The bill strengthens the safety provisions for the use of restraint and seclusion on individuals, particularly youths, who are being detained by a state or local agency. Language is added to clarify that restraint or seclusion must never be used as a punishment, sanction, or part of a treatment plan, or for retaliation, or for protection, except in the case of demonstrated emergencies.
The division of youth corrections (division) within the state department of human services (department) may place a youth in emergency seclusion for a maximum of no more than 4 consecutive hours in a calendar day unless a prescribed protocol is followed for an extended emergency situation. If the emergency situation continues and the youth is in seclusion for 8 total hours in a 2-calendar-day period, the division must obtain a court order to continue the seclusion.

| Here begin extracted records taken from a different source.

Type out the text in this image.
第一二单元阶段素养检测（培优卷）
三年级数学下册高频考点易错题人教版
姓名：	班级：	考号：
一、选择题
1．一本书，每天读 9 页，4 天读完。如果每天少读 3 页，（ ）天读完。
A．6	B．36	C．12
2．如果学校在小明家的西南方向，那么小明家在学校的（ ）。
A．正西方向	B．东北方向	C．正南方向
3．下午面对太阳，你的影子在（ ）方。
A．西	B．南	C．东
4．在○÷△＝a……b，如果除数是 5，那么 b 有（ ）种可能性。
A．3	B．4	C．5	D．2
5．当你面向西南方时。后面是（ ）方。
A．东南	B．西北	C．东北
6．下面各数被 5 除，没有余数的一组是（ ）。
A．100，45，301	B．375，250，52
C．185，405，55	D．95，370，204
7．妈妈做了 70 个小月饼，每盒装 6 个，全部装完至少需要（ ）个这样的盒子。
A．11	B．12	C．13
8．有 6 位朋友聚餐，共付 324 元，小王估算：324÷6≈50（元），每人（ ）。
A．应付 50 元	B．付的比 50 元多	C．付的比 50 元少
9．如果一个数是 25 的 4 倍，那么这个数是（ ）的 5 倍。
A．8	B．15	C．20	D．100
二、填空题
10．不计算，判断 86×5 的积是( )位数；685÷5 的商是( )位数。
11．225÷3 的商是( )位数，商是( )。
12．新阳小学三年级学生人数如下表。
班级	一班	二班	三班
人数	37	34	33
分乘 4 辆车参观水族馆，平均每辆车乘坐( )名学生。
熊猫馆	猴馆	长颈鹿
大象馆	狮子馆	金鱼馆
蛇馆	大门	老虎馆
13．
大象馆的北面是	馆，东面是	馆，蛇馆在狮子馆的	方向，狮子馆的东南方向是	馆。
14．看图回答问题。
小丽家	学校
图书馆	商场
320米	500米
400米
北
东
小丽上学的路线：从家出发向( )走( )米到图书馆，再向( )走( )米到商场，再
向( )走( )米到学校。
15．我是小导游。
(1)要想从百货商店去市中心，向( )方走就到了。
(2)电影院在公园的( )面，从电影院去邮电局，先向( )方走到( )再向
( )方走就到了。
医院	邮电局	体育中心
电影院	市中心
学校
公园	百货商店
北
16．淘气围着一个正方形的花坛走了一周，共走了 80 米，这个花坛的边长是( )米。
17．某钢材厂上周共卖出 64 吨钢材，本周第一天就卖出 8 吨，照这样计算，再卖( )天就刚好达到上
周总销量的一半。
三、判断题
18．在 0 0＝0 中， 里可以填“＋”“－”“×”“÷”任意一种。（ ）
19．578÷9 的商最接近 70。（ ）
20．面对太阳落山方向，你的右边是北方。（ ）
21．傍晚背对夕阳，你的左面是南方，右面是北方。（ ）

The division may confine a youth for a period of time not to exceed 2 hours, not including sleeping hours, in a calendar day for the completion of administrative functions, provided that the confinement is part of a routine practice that is applicable to substantial portions of the population and is not imposed in response to the behavior of one or more youth.

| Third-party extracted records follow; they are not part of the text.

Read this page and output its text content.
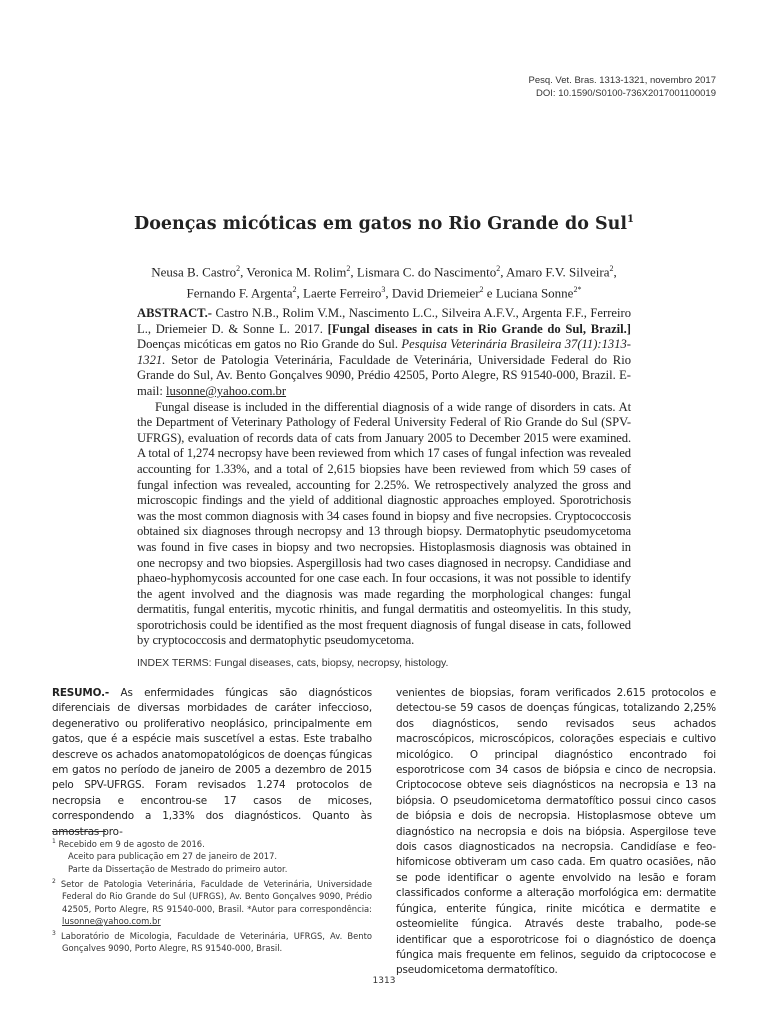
Pesq. Vet. Bras. 1313-1321, novembro 2017
DOI: 10.1590/S0100-736X2017001100019
Doenças micóticas em gatos no Rio Grande do Sul$^1$
Neusa B. Castro$^2$, Veronica M. Rolim$^2$, Lismara C. do Nascimento$^2$, Amaro F.V. Silveira$^2$,
Fernando F. Argenta$^2$, Laerte Ferreiro$^3$, David Driemeier$^2$ e Luciana Sonne$^{2*}$

ABSTRACT.- Castro N.B., Rolim V.M., Nascimento L.C., Silveira A.F.V., Argenta F.F., Ferreiro L., Driemeier D. & Sonne L. 2017. [Fungal diseases in cats in Rio Grande do Sul, Brazil.] Doenças micóticas em gatos no Rio Grande do Sul. Pesquisa Veterinária Brasileira 37(11):1313-1321. Setor de Patologia Veterinária, Faculdade de Veterinária, Universidade Federal do Rio Grande do Sul, Av. Bento Gonçalves 9090, Prédio 42505, Porto Alegre, RS 91540-000, Brazil. E-mail: lusonne@yahoo.com.br

Fungal disease is included in the differential diagnosis of a wide range of disorders in cats. At the Department of Veterinary Pathology of Federal University Federal of Rio Grande do Sul (SPV-UFRGS), evaluation of records data of cats from January 2005 to December 2015 were examined. A total of 1,274 necropsy have been reviewed from which 17 cases of fungal infection was revealed accounting for 1.33%, and a total of 2,615 biopsies have been reviewed from which 59 cases of fungal infection was revealed, accounting for 2.25%. We retrospectively analyzed the gross and microscopic findings and the yield of additional diagnostic approaches employed. Sporotrichosis was the most common diagnosis with 34 cases found in biopsy and five necropsies. Cryptococcosis obtained six diagnoses through necropsy and 13 through biopsy. Dermatophytic pseudomycetoma was found in five cases in biopsy and two necropsies. Histoplasmosis diagnosis was obtained in one necropsy and two biopsies. Aspergillosis had two cases diagnosed in necropsy. Candidiase and phaeo-hyphomycosis accounted for one case each. In four occasions, it was not possible to identify the agent involved and the diagnosis was made regarding the morphological changes: fungal dermatitis, fungal enteritis, mycotic rhinitis, and fungal dermatitis and osteomyelitis. In this study, sporotrichosis could be identified as the most frequent diagnosis of fungal disease in cats, followed by cryptococcosis and dermatophytic pseudomycetoma.

INDEX TERMS: Fungal diseases, cats, biopsy, necropsy, histology.

RESUMO.- As enfermidades fúngicas são diagnósticos diferenciais de diversas morbidades de caráter infeccioso, degenerativo ou proliferativo neoplásico, principalmente em gatos, que é a espécie mais suscetível a estas. Este trabalho descreve os achados anatomopatológicos de doenças fúngicas em gatos no período de janeiro de 2005 a dezembro de 2015 pelo SPV-UFRGS. Foram revisados 1.274 protocolos de necropsia e encontrou-se 17 casos de micoses, correspondendo a 1,33% dos diagnósticos. Quanto às amostras pro-

venientes de biopsias, foram verificados 2.615 protocolos e detectou-se 59 casos de doenças fúngicas, totalizando 2,25% dos diagnósticos, sendo revisados seus achados macroscópicos, microscópicos, colorações especiais e cultivo micológico. O principal diagnóstico encontrado foi esporotricose com 34 casos de biópsia e cinco de necropsia. Criptococose obteve seis diagnósticos na necropsia e 13 na biópsia. O pseudomicetoma dermatofítico possui cinco casos de biópsia e dois de necropsia. Histoplasmose obteve um diagnóstico na necropsia e dois na biópsia. Aspergilose teve dois casos diagnosticados na necropsia. Candidíase e feo-hifomicose obtiveram um caso cada. Em quatro ocasiões, não se pode identificar o agente envolvido na lesão e foram classificados conforme a alteração morfológica em: dermatite fúngica, enterite fúngica, rinite micótica e dermatite e osteomielite fúngica. Através deste trabalho, pode-se identificar que a esporotricose foi o diagnóstico de doença fúngica mais frequente em felinos, seguido da criptococose e pseudomicetoma dermatofítico.

$^1$ Recebido em 9 de agosto de 2016.

Aceito para publicação em 27 de janeiro de 2017.

Parte da Dissertação de Mestrado do primeiro autor.

$^2$ Setor de Patologia Veterinária, Faculdade de Veterinária, Universidade Federal do Rio Grande do Sul (UFRGS), Av. Bento Gonçalves 9090, Prédio 42505, Porto Alegre, RS 91540-000, Brasil. *Autor para correspondência: lusonne@yahoo.com.br

$^3$ Laboratório de Micologia, Faculdade de Veterinária, UFRGS, Av. Bento Gonçalves 9090, Porto Alegre, RS 91540-000, Brasil.

1313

If an agency uses seclusion:
- The room or area used for seclusion must have at least 60 square feet of floor space, be clean, have adequate lighting, heating, and, by January 1, 2020, be suicide resistant;
- The individual in seclusion must have access to water, toilet facilities, and toilet paper;
- Staff shall adhere to strict timeline protocols for youth in seclusion for emergency situations;
- Scheduled status reports must be made to the facility director;
- Within 12 hours, the facility shall notify the youth's parent, guardian, or legal custodian of the fact of and need for the seclusion; and
- If the emergency requiring seclusion continues beyond 4 hours, the division may only continue the seclusion if it obtains written approval after a licensed physician has consulted with a qualified mental health professional who has met with the youth.
A division facility that utilizes seclusion is required to have staff undergo at least 40 hours of initial training and at least 16 hours of annual training thereafter, especially on the use and effect of seclusion on youth.
Additional reporting requirements are imposed in the bill. The division is required to keep specific documentation on file for each individual placed in seclusion. The division shall make a compilation report of the documentation to the youth seclusion working group (working group), created in the bill. Similarly, any facility that operates for the purpose of detaining youth shall report quarterly to the public health and human services committee of the house of representatives and the health and human services committee of the senate, or any successor committees, on its use of seclusion.
The working group is created to study the issues surrounding the use and effect of seclusion on youth.